THC is the plant compound that makes a person feel ‘high’. It is naturally found in much higher quantities in marijuana, and in virtually non-existent quantities in hemp. So, when taking a full spectrum cannabinoid extract from hemp, the THC level is so low that you do not feel ‘high’ or groggy. But, when taking CBD extracted from marijuana, even the “low CBD” strains typically have enough THC to cause someone to feel slightly ‘high’ or at least sleepy or groggy. And, if its NOT a low CBD strain of marijuana, then watch out, you will most likely experience a pretty significant ‘high’.
Tetrahydrocannabinol is the most abundant cannabinoid in most medical and recreational marijuana strains. However, in hemp THC is a minor constituent and appears only in trace amounts under 0.3% by dry weight, as required by the U.S. government for hemp products. THC mimics the action of anandamide, a neurotransmitter naturally produced in the human body, and binds to CB1 receptors in the endocannabinoid system found mostly in the brain. The extremely low levels of THC in hemp make hemp oil non-psychoactive and safe for all ages to use.

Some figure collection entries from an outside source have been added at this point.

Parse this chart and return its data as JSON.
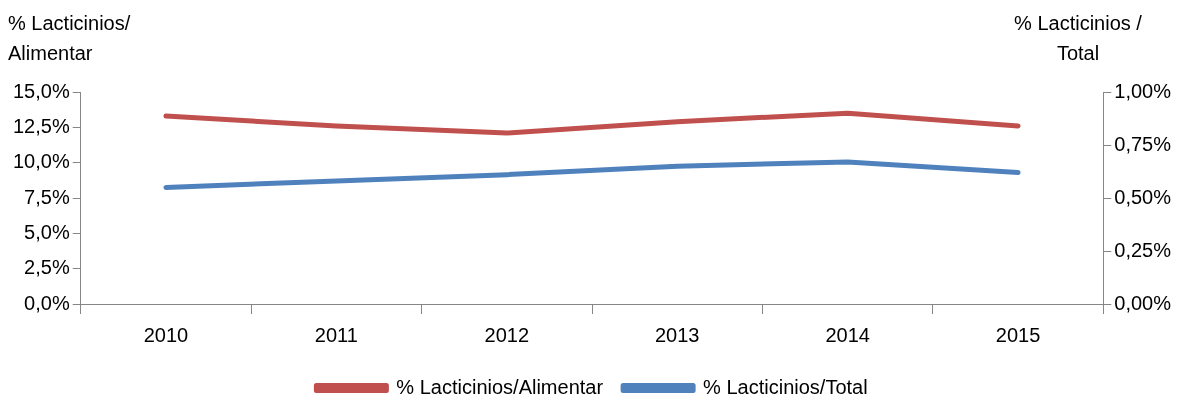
{
  "chart_data": {
    "type": "line",
    "ylabel": "% Lacticinios/ Alimentar",
    "y2label": "% Lacticinios / Total",
    "categories": [
      "2010",
      "2011",
      "2012",
      "2013",
      "2014",
      "2015"
    ],
    "series": [
      {
        "name": "% Lacticinios/Alimentar",
        "color": "#c0504d",
        "values": [
          13.3,
          12.6,
          12.1,
          12.9,
          13.5,
          12.6
        ]
      },
      {
        "name": "% Lacticinios/Total",
        "color": "#4f81bd",
        "axis": "y2",
        "values": [
          0.55,
          0.58,
          0.61,
          0.65,
          0.67,
          0.62
        ]
      }
    ],
    "ylim": [
      0,
      15
    ],
    "yticks": [
      {
        "value": 0,
        "label": "0,0%"
      },
      {
        "value": 2.5,
        "label": "2,5%"
      },
      {
        "value": 5,
        "label": "5,0%"
      },
      {
        "value": 7.5,
        "label": "7,5%"
      },
      {
        "value": 10,
        "label": "10,0%"
      },
      {
        "value": 12.5,
        "label": "12,5%"
      },
      {
        "value": 15,
        "label": "15,0%"
      }
    ],
    "y2lim": [
      0,
      1
    ],
    "y2ticks": [
      {
        "value": 0,
        "label": "0,00%"
      },
      {
        "value": 0.25,
        "label": "0,25%"
      },
      {
        "value": 0.5,
        "label": "0,50%"
      },
      {
        "value": 0.75,
        "label": "0,75%"
      },
      {
        "value": 1,
        "label": "1,00%"
      }
    ],
    "grid": false,
    "legend": "bottom",
    "marker": "none",
    "line_style": "solid"
  }
}
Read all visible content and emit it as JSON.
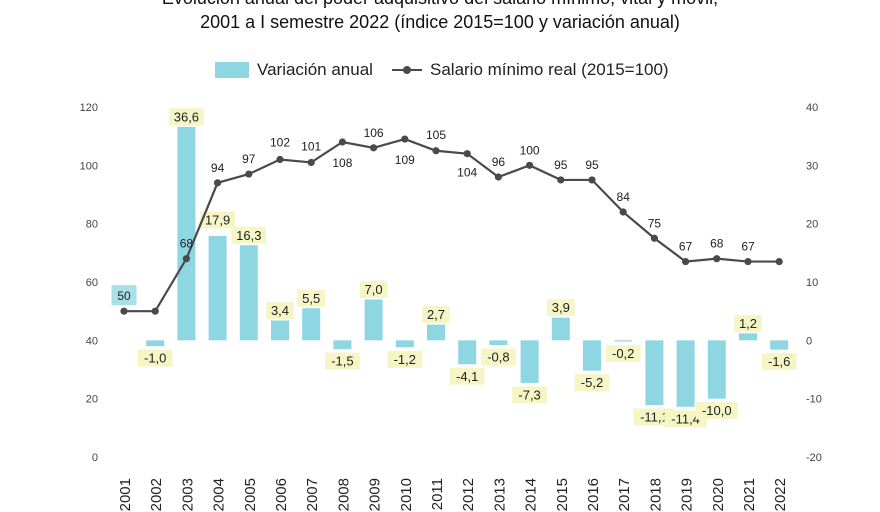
{
  "title": {
    "line1": "Evolución anual del poder adquisitivo del salario mínimo, vital y móvil,",
    "line2": "2001 a I semestre 2022 (índice 2015=100 y variación anual)"
  },
  "colors": {
    "bar": "#8fd6e3",
    "line": "#4a4a4a",
    "label_bg_yellow": "#f5f5c6",
    "label_bg_blue": "#a9dfe9"
  },
  "chart_data": {
    "type": "bar",
    "categories": [
      "2001",
      "2002",
      "2003",
      "2004",
      "2005",
      "2006",
      "2007",
      "2008",
      "2009",
      "2010",
      "2011",
      "2012",
      "2013",
      "2014",
      "2015",
      "2016",
      "2017",
      "2018",
      "2019",
      "2020",
      "2021",
      "2022"
    ],
    "series": [
      {
        "name": "Variación anual",
        "type": "bar",
        "axis": "right",
        "values": [
          null,
          -1.0,
          36.6,
          17.9,
          16.3,
          3.4,
          5.5,
          -1.5,
          7.0,
          -1.2,
          2.7,
          -4.1,
          -0.8,
          -7.3,
          3.9,
          -5.2,
          -0.2,
          -11.1,
          -11.4,
          -10.0,
          1.2,
          -1.6
        ],
        "labels": [
          "",
          "-1,0",
          "36,6",
          "17,9",
          "16,3",
          "3,4",
          "5,5",
          "-1,5",
          "7,0",
          "-1,2",
          "2,7",
          "-4,1",
          "-0,8",
          "-7,3",
          "3,9",
          "-5,2",
          "-0,2",
          "-11,1",
          "-11,4",
          "-10,0",
          "1,2",
          "-1,6"
        ]
      },
      {
        "name": "Salario mínimo real (2015=100)",
        "type": "line",
        "axis": "left",
        "values": [
          50,
          50,
          68,
          94,
          97,
          102,
          101,
          108,
          106,
          109,
          105,
          104,
          96,
          100,
          95,
          95,
          84,
          75,
          67,
          68,
          67,
          67
        ],
        "shown_values": [
          50,
          68,
          94,
          97,
          102,
          101,
          108,
          106,
          109,
          105,
          104,
          96,
          100,
          95,
          95,
          84,
          75,
          67,
          68,
          67
        ],
        "highlighted": [
          "50",
          "100",
          "75",
          "67"
        ]
      }
    ],
    "left_axis": {
      "ylim": [
        0,
        120
      ],
      "ticks": [
        "0",
        "20",
        "40",
        "60",
        "80",
        "100",
        "120"
      ]
    },
    "right_axis": {
      "ylim": [
        -20,
        40
      ],
      "ticks": [
        "-20",
        "-10",
        "0",
        "10",
        "20",
        "30",
        "40"
      ]
    },
    "grid": false,
    "legend_position": "top-center"
  }
}
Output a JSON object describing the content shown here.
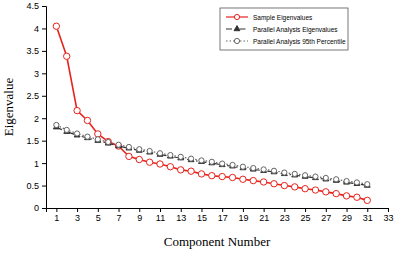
{
  "chart_data": {
    "type": "line",
    "x_label": "Component Number",
    "y_label": "Eigenvalue",
    "x": [
      1,
      2,
      3,
      4,
      5,
      6,
      7,
      8,
      9,
      10,
      11,
      12,
      13,
      14,
      15,
      16,
      17,
      18,
      19,
      20,
      21,
      22,
      23,
      24,
      25,
      26,
      27,
      28,
      29,
      30,
      31
    ],
    "series": [
      {
        "name": "Sample Eigenvalues",
        "color": "#e8221c",
        "marker": "circle",
        "line_style": "solid",
        "values": [
          4.05,
          3.38,
          2.17,
          1.95,
          1.65,
          1.48,
          1.38,
          1.15,
          1.08,
          1.02,
          0.98,
          0.92,
          0.85,
          0.82,
          0.76,
          0.72,
          0.7,
          0.68,
          0.64,
          0.61,
          0.58,
          0.54,
          0.5,
          0.47,
          0.43,
          0.4,
          0.36,
          0.32,
          0.27,
          0.24,
          0.17
        ]
      },
      {
        "name": "Parallel Analysis Eigenvalues",
        "color": "#333333",
        "marker": "triangle",
        "line_style": "dashdot",
        "values": [
          1.8,
          1.7,
          1.62,
          1.56,
          1.5,
          1.44,
          1.38,
          1.33,
          1.28,
          1.24,
          1.19,
          1.15,
          1.11,
          1.07,
          1.03,
          1.0,
          0.96,
          0.93,
          0.89,
          0.86,
          0.83,
          0.8,
          0.76,
          0.73,
          0.7,
          0.67,
          0.64,
          0.61,
          0.57,
          0.54,
          0.5
        ]
      },
      {
        "name": "Parallel Analysis 95th Percentile",
        "color": "#666666",
        "marker": "circle",
        "line_style": "dotted",
        "values": [
          1.85,
          1.74,
          1.66,
          1.59,
          1.53,
          1.47,
          1.41,
          1.36,
          1.31,
          1.27,
          1.22,
          1.18,
          1.14,
          1.1,
          1.06,
          1.03,
          0.99,
          0.96,
          0.92,
          0.89,
          0.86,
          0.83,
          0.79,
          0.76,
          0.73,
          0.7,
          0.67,
          0.64,
          0.6,
          0.57,
          0.53
        ]
      }
    ],
    "xlim": [
      0,
      33
    ],
    "xticks": [
      1,
      3,
      5,
      7,
      9,
      11,
      13,
      15,
      17,
      19,
      21,
      23,
      25,
      27,
      29,
      31,
      33
    ],
    "ylim": [
      0,
      4.5
    ],
    "yticks": [
      0,
      0.5,
      1,
      1.5,
      2,
      2.5,
      3,
      3.5,
      4,
      4.5
    ],
    "grid": false,
    "legend": "upper right"
  }
}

We also rated the product based on the type of CBD they used: isolate, full-spectrum decarb, broad-spectrum, or distillate. There’s a lot of debate around what is actually best, but our first decision was to give points to CBD oil that contains a range of cannabinoids. While there are certainly people with good reasons for choosing an isolate, there’s a lot of good evidence that CBD works better in combination with other cannabinoids (this is called the “entourage effect”).
Some people don’t mind, or even enjoy the natural taste of hemp oil tinctures. For those who are bothered by the distinctive herbal taste of hemp extract, a flavored CBD oil tincture may be better. We’ve selected a variety of both flavored and unflavored CBD oil tinctures in this roundup, and many of the brands selected offer multiple options. If you still can’t stand the flavor of CBD tincture, consider another option like CBD gummies or capsules. Topical CBD is another popular choice, especially if you’re treating body aches or certain skin problems.
You can try ingesting our tincture directly so you don’t have to keep it in your mouth as long, however, this may lower the amount of CBD your body eventually processes. You can also add the tincture to other foods or drinks to mask the flavor. Additionally, you can eat or drink something after taking the tincture to cleanse your pallet. We hope this helps!
CBD has become quite popular over the last couple of years but despite what you might think it is only one the 100 compounds that have been identified in the Cannabis Sativa L plant. Full spectrum CBD oil, unlike CBD isolate products, includes a wide range of cannabinoids present in the cannabis or hemp plant. Depending on the condition and what you are looking to achieve it can provide a greater effect than CBD alone as all the cannabinoids work together in what is known as the entourage effect (more on that later).
We gave the highest points to companies that use a CBD distillate for their tinctures. The process of distillation creates an extract that is pure on a molecular level. There are people who think distillate is too pure, and that a full spectrum decarb produces a more effective tincture. But in light of the inconclusive evidence, we prefer a distillate. The process allows for a high degree of control as to the finished product. It’s also odorless and tasteless, so those tinctures tend to taste better.